Before we start describing the practice, let's understand the OpenDAL project and which errors he needs to handle. OpenDAL is a Rust library designed to enable free, painless, and efficient access to data, and is used roughly as follows.

// Init Operator
let op = Operator::from_env(Scheme::Fs)?;
// Create object handler.
let o = op.object("test_file");
// Read data from object;
let bs = o.read().await?;

As a unified storage abstraction, OpenDAL needs to return a unified Error structure that allows the user to write logic without targeting different services. Using the example of a file not existing, we need to allow the user to write code such as

if let Err(e) = op.object("test").metadata().await {
    if e.kind() == ErrorKind::ObjectNotFound {
      // logic if file not exist.
    } else {
      // logic if we meet other errors.
    }
}

In other words, OpenDAL should allow the user to know what error has occurred, so that the user can deal with it separately according to the specific type of Error; not only that, OpenDAL interfaces with a large number of storage services, it is not enough just to return the Error Code, OpenDAL also needs to provide enough context, so that the user can quickly locate what has happened according to the Error.

To summarize the requirements of OpenDAL, it needs an error handling framework that:

  • Know what error has occurred
  • Be able to decide how to deal with it
  • Assist in locating the cause of the error

Current Status

Prior to this redesign, OpenDAL used std::io::Error to return errors. The advantage of this design is that it maximizes the user's usage of std::fs and reduces the learning cost.

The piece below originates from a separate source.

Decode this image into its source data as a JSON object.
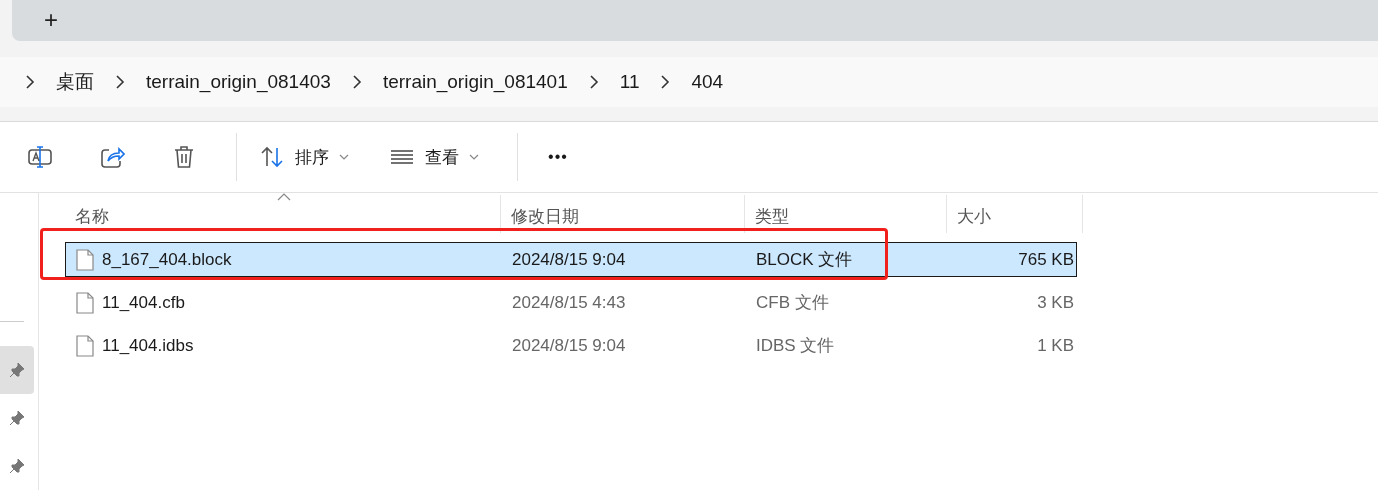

In order to be able to return the context of the error, OpenDAL carries ObjectError and BackendError in io::Error.

pub struct BackendError {
    context: HashMap<String, String>,
    source: anyhow::Error,
}

#[derive(Error, Debug)]
#[error("object error: (op: {op}, path: {path}, source: {source})")]
pub struct ObjectError {
    op: Operation,
    path: String,
    source: anyhow::Error,
}

But in practical use, such a design is very painful.

Raw error leakage

As we summarized earlier, one of the major requirements of OpenDAL is to provide a context for errors, since a simple UnexpectedEof does not help the user in debugging problems. But using std::io::Error can lead to very easy raw error leaks in our code, e.g.

impl Object {
  pub async fn range_read(&self, range: impl RangeBounds<u64>) -> Result<Vec<u8>> {
      ...

      io::copy(s, &mut bs).await?;

      Ok(bs.into_inner())
  }
}

The io error in io::copy here is leaked out without any context.

Difficulty in building error contexts

std::io::Error is an external type, and there is very little we can do about it. In order to carry context, we have to pass all the context when we build Error, which leaves us with a lot of repetitive logic to write when we implement it. there are plenty of such helper functions in OpenDAL.

pub fn new_other_object_error(
    op: Operation,
    path: &str,
    source: impl Into<anyhow::Error>,
) -> io::Error {
    io::Error::new(io::ErrorKind::Other, ObjectError::new(op, path, source))
}

pub fn new_response_consume_error(op: Operation, path: &str, err: Error) -> Error {
    Error::new(
        err.kind(),
        ObjectError::new(op, path, anyhow!("consuming response: {err:?}")),
    )
}

Inconsistent design goals

std::io::Error is designed to return the underlying IO error, and its design goals are inconsistent with the needs of OpenDAL. In addition, std::io::Error is part of the standard, and any improvements related to it are difficult to push. To this day, the io_error_more feature that OpenDAL has been waiting for is not yet stable. This means that OpenDAL cannot return ErrorKind:: IsADirectory and ErrorKind::NotADirectory, thus preventing the user from handling the error.

Design

After considering all these factors, I decided to redesign the Error type of OpenDAL.

ErrorKind

ErrorKind basically refers to io::ErrorKind, but only selects the parts of OpenDAL that need to be used.

#[non_exhaustive]
pub enum ErrorKind {
    Unexpected,
    Unsupported,

    BackendConfigInvalid,

    ObjectNotFound,
    ObjectPermissionDenied,
    ObjectIsADirectory,
    ObjectNotADirectory,
}

ErrorStatus

In order to be able to better support users in implementing logic such as error retries (a common requirement for OpenDAL users), I introduced the concept of ErrorStatus in Error.

enum ErrorStatus {
    Permanent,
    Temporary,
    Persistent,
}
  • Permanent indicates that the error is permanent and that the user should not retry the error without external changes
  • Temporary indicates that the error is temporary and the user can try to retry the request to resolve it
  • Persistent indicates that the error was once temporary but continues after a retry and discourages the user from trying the request again

Error Operation

The most helpful thing in error location is to know what kind of operation the error occurred in, for which OpenDAL adds Error Operation: this is a &'static str that OpenDAL implementers can append with with_operation().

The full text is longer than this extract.